Other startups working to make Rails deployment less painful include Heroku, which offers online development and one-click cloud deployment, and Engine Yard, which offers managed Rails service infrastructure.






New Relic seems to be SaaS type service. Traditionally these kind of performance tuning tools are stand alone software that must be installed on our own system. Such tools comes handy for development environments. I know that many performance tuning and debugging tools for Java are standalone apps. There is nothing good or bad but this is a new approach.
Wow Coooooool!!!
http://technoq.blogspot.com
Once more company that should be listed is fiveruns (direct competitor to newrelic, unlike the other two companies mentioned, which are hosting companies).
I have no affiliation other than being a satisfied customer of fiveruns. More rails performance monitoring tools (and competition between them) are always good … I’ll definitely try newrelic out.
People of the thread: what other rails performance monitoring / analysis tools should have been mentioned in the article?
“several billion dollar plus businesses”? Care to name a few?
> “several billion dollar plus businesses”? Care to name a few?
+1
I’d like to hear who these businesses are too…
Very interesting concept. Are there similar things for PHP apps?

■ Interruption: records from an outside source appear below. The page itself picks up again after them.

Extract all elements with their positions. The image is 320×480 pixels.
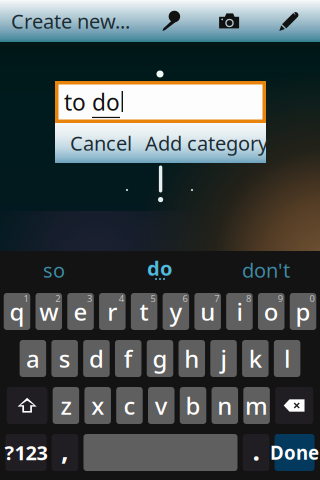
button[interactable]: s	[51, 340, 78, 377]
button[interactable]: v	[148, 387, 174, 424]
button[interactable]: f	[115, 340, 142, 377]
button[interactable]: Take photo note	[203, 0, 255, 42]
button[interactable]: m	[243, 387, 270, 424]
staticText: g	[152, 343, 168, 374]
staticText: o	[264, 296, 279, 328]
button[interactable]: b	[180, 387, 206, 424]
staticText: e	[74, 296, 88, 328]
button[interactable]: g	[147, 340, 173, 377]
button[interactable]: z	[53, 387, 79, 424]
button[interactable]: q	[4, 293, 30, 330]
staticText: 6	[182, 292, 187, 305]
button[interactable]: Backspace	[275, 387, 313, 424]
staticText: Done	[270, 440, 319, 465]
staticText: Cancel	[70, 130, 132, 156]
staticText: c	[124, 390, 136, 422]
staticText: y	[169, 296, 182, 328]
staticText: m	[245, 390, 268, 422]
button[interactable]: c	[116, 387, 143, 424]
button[interactable]: Space	[84, 434, 238, 471]
staticText: s	[59, 343, 71, 374]
staticText: do	[147, 255, 173, 281]
staticText: u	[200, 296, 215, 328]
staticText: 2	[55, 292, 60, 305]
button[interactable]: Period	[243, 434, 269, 471]
button[interactable]: p	[290, 293, 316, 330]
staticText: d	[89, 343, 104, 374]
staticText: do	[92, 87, 120, 117]
staticText: j	[221, 343, 227, 374]
staticText: 4	[119, 292, 124, 305]
staticText: w	[39, 296, 58, 328]
staticText: z	[60, 390, 71, 422]
button[interactable]: l	[274, 340, 300, 377]
staticText: ?123	[4, 439, 47, 466]
staticText: 3	[87, 292, 92, 305]
button[interactable]: x	[84, 387, 111, 424]
staticText: x	[91, 390, 104, 422]
button[interactable]: Symbols and numbers	[5, 434, 46, 471]
staticText: Add category	[145, 130, 268, 156]
staticText: Create new...	[11, 8, 130, 34]
button[interactable]: n	[212, 387, 238, 424]
button[interactable]: Shift	[7, 387, 47, 424]
staticText: i	[236, 296, 242, 328]
staticText: p	[296, 296, 310, 328]
button[interactable]: Record audio note	[145, 0, 197, 42]
button[interactable]: d	[83, 340, 110, 377]
staticText: l	[284, 343, 290, 374]
button[interactable]: r	[99, 293, 126, 330]
staticText: ,	[61, 433, 69, 468]
button[interactable]: u	[194, 293, 221, 330]
button[interactable]: Draw note	[263, 0, 315, 42]
staticText: b	[186, 390, 200, 422]
staticText: n	[217, 390, 232, 422]
button[interactable]: don't	[213, 251, 319, 289]
staticText: 9	[278, 292, 283, 305]
button[interactable]: do	[107, 251, 213, 289]
button[interactable]: Comma	[52, 434, 78, 471]
button[interactable]: Cancel	[55, 123, 147, 163]
button[interactable]: Add category	[147, 123, 266, 163]
staticText: 0	[310, 292, 314, 305]
staticText: 7	[214, 292, 219, 305]
button[interactable]: so	[1, 251, 107, 289]
button[interactable]: e	[67, 293, 94, 330]
button[interactable]: j	[210, 340, 237, 377]
button[interactable]: Done	[275, 434, 315, 471]
button[interactable]: i	[226, 293, 253, 330]
button[interactable]: y	[163, 293, 189, 330]
button[interactable]: w	[36, 293, 62, 330]
staticText: 1	[24, 292, 28, 305]
staticText: v	[155, 390, 168, 422]
staticText: t	[140, 296, 149, 328]
staticText: 5	[151, 292, 156, 305]
staticText: .	[252, 433, 260, 468]
button[interactable]: a	[20, 340, 46, 377]
button[interactable]: h	[178, 340, 205, 377]
button[interactable]: o	[258, 293, 284, 330]
staticText: k	[249, 343, 262, 374]
button[interactable]: k	[242, 340, 269, 377]
button[interactable]: t	[131, 293, 157, 330]
staticText: don't	[242, 257, 290, 283]
staticText: 8	[246, 292, 251, 305]
staticText: to	[64, 87, 92, 117]
staticText: r	[107, 296, 117, 328]
staticText: q	[10, 296, 24, 328]
staticText: a	[26, 343, 40, 374]
staticText: f	[124, 343, 133, 374]
staticText: so	[43, 257, 65, 283]
staticText: h	[184, 343, 199, 374]
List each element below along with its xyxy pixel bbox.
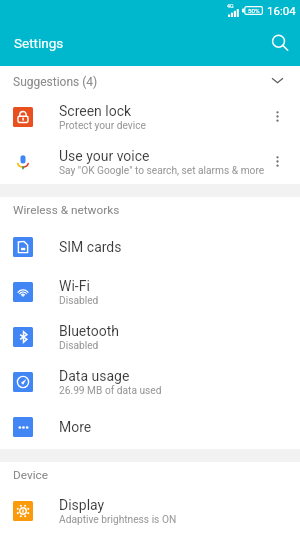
button[interactable]: Data usage [0, 359, 300, 404]
staticText: Settings [14, 35, 64, 51]
staticText: 50% [248, 7, 260, 14]
staticText: Protect your device [59, 120, 146, 132]
button[interactable]: Wi-Fi [0, 269, 300, 314]
staticText: Disabled [59, 340, 99, 352]
staticText: Data usage [59, 368, 130, 384]
staticText: More [59, 419, 92, 435]
button[interactable]: Display [0, 489, 300, 533]
button[interactable]: SIM cards [0, 224, 300, 269]
staticText: 26.99 MB of data used [59, 385, 162, 397]
staticText: Bluetooth [59, 323, 119, 339]
staticText: 4G [227, 3, 234, 9]
button[interactable]: Suggestions (4) [0, 66, 300, 94]
staticText: Wireless & networks [13, 203, 120, 217]
staticText: Device [13, 468, 48, 482]
staticText: Suggestions (4) [13, 75, 98, 89]
staticText: Say "OK Google" to search, set alarms & … [59, 165, 265, 177]
staticText: Wi-Fi [59, 278, 90, 294]
button[interactable]: Use your voice [0, 139, 300, 184]
staticText: Display [59, 497, 105, 513]
button[interactable]: Screen lock [0, 94, 300, 139]
button[interactable]: More options [254, 94, 300, 139]
button[interactable]: Bluetooth [0, 314, 300, 359]
button[interactable]: More options [254, 139, 300, 184]
staticText: SIM cards [59, 239, 122, 255]
staticText: 16:04 [267, 4, 296, 17]
button[interactable]: More [0, 404, 300, 449]
staticText: Screen lock [59, 103, 132, 119]
staticText: Use your voice [59, 148, 150, 164]
button[interactable]: Search [261, 24, 299, 62]
staticText: Disabled [59, 295, 99, 307]
staticText: Adaptive brightness is ON [59, 514, 177, 526]
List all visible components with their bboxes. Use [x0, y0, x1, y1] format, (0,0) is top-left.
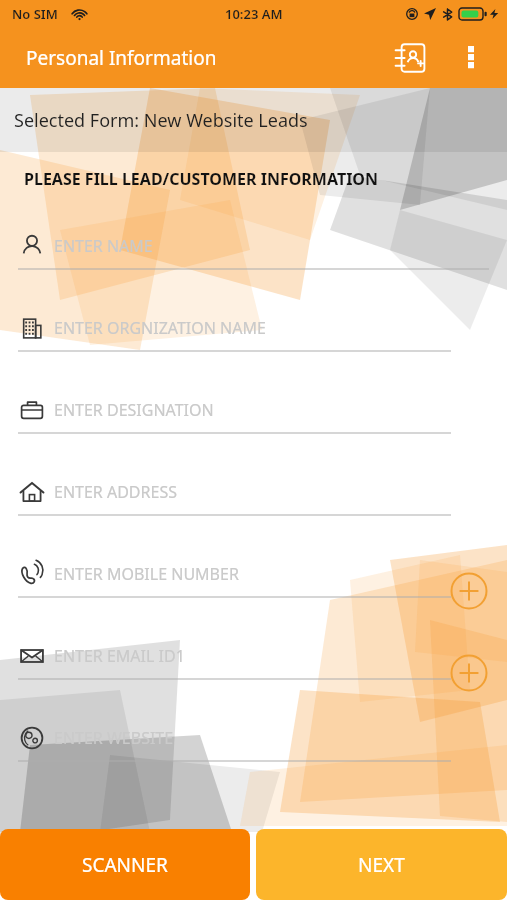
button[interactable]: Add field — [447, 569, 491, 613]
button[interactable]: ENTER WEBSITE — [18, 714, 489, 762]
staticText: No SIM — [12, 5, 58, 23]
staticText: ENTER MOBILE NUMBER — [54, 563, 239, 585]
button[interactable]: ENTER NAME — [18, 222, 489, 270]
staticText: SCANNER — [82, 852, 168, 878]
staticText: 10:23 AM — [225, 5, 283, 23]
button[interactable]: NEXT — [256, 829, 507, 900]
button[interactable]: Add field — [447, 651, 491, 695]
staticText: ENTER DESIGNATION — [54, 399, 214, 421]
staticText: ENTER ORGNIZATION NAME — [54, 317, 266, 339]
staticText: Selected Form: New Website Leads — [14, 108, 308, 133]
staticText: ENTER NAME — [54, 235, 153, 257]
staticText: ENTER EMAIL ID1 — [54, 645, 185, 667]
button[interactable]: More options — [449, 36, 493, 80]
staticText: Personal Information — [26, 45, 217, 71]
staticText: ENTER WEBSITE — [54, 727, 174, 749]
button[interactable]: ENTER MOBILE NUMBER — [18, 550, 435, 598]
button[interactable]: ENTER ORGNIZATION NAME — [18, 304, 489, 352]
button[interactable]: SCANNER — [0, 829, 250, 900]
button[interactable]: ENTER ADDRESS — [18, 468, 489, 516]
button[interactable]: Add contact — [387, 35, 433, 81]
button[interactable]: ENTER EMAIL ID1 — [18, 632, 435, 680]
staticText: PLEASE FILL LEAD/CUSTOMER INFORMATION — [24, 168, 379, 190]
button[interactable]: ENTER DESIGNATION — [18, 386, 489, 434]
staticText: ENTER ADDRESS — [54, 481, 177, 503]
staticText: NEXT — [358, 852, 405, 878]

@mark and @yongfook: see the excellent post by Obie Fernandez: http://blog.obiefernandez.com/.....ompan.html
You do know that there’s another one in there called Morph eXchange, right Mark!
Check ‘em out morpheXchange.com
@Jason: Zend Platform has similar functionality for PHP servers called “PHP Intelligence”
http://www.zend.com/en/product.....phpmonitor
Disclaimer: I work for Zend
Monitoring Ruby on Rails Performance…
Performance status: Horrible
There’s also Scout: scoutapp.com
There’s also: morphexchange.com
I will need to check out, but so far i’ve been very happy with http://www.iopus.com/imacros/web-testing.htm
iMacros performance measurements reflect the true user experience as they are measured using a real browser. Plus, it works with any technology (AJAX, Flash,…).
i need to study zend the rail is beyond my brainstem function
any good books or tutorials out there?
looking to create some web 2.0 startups via php
A “standard” plugin (sounds innocuous enough) “continuously sends data to New Relic’s servers.”
Am I the only one who envisions a potential performance hit here? I would never use a remote monitor for performance metrics unless those being measured were in terms of remote usability. I can see this being a for-pay version of “the site is slow.”
Spongecell has been using newrelic for a few months now. It’s come in very handy for quickly diagnosing slowness on the site.
I’m at one of those $B+ businesses, but I’m not sure I can disclose the name at this point. We’re 3B+ and using RoR in a few internal and external apps.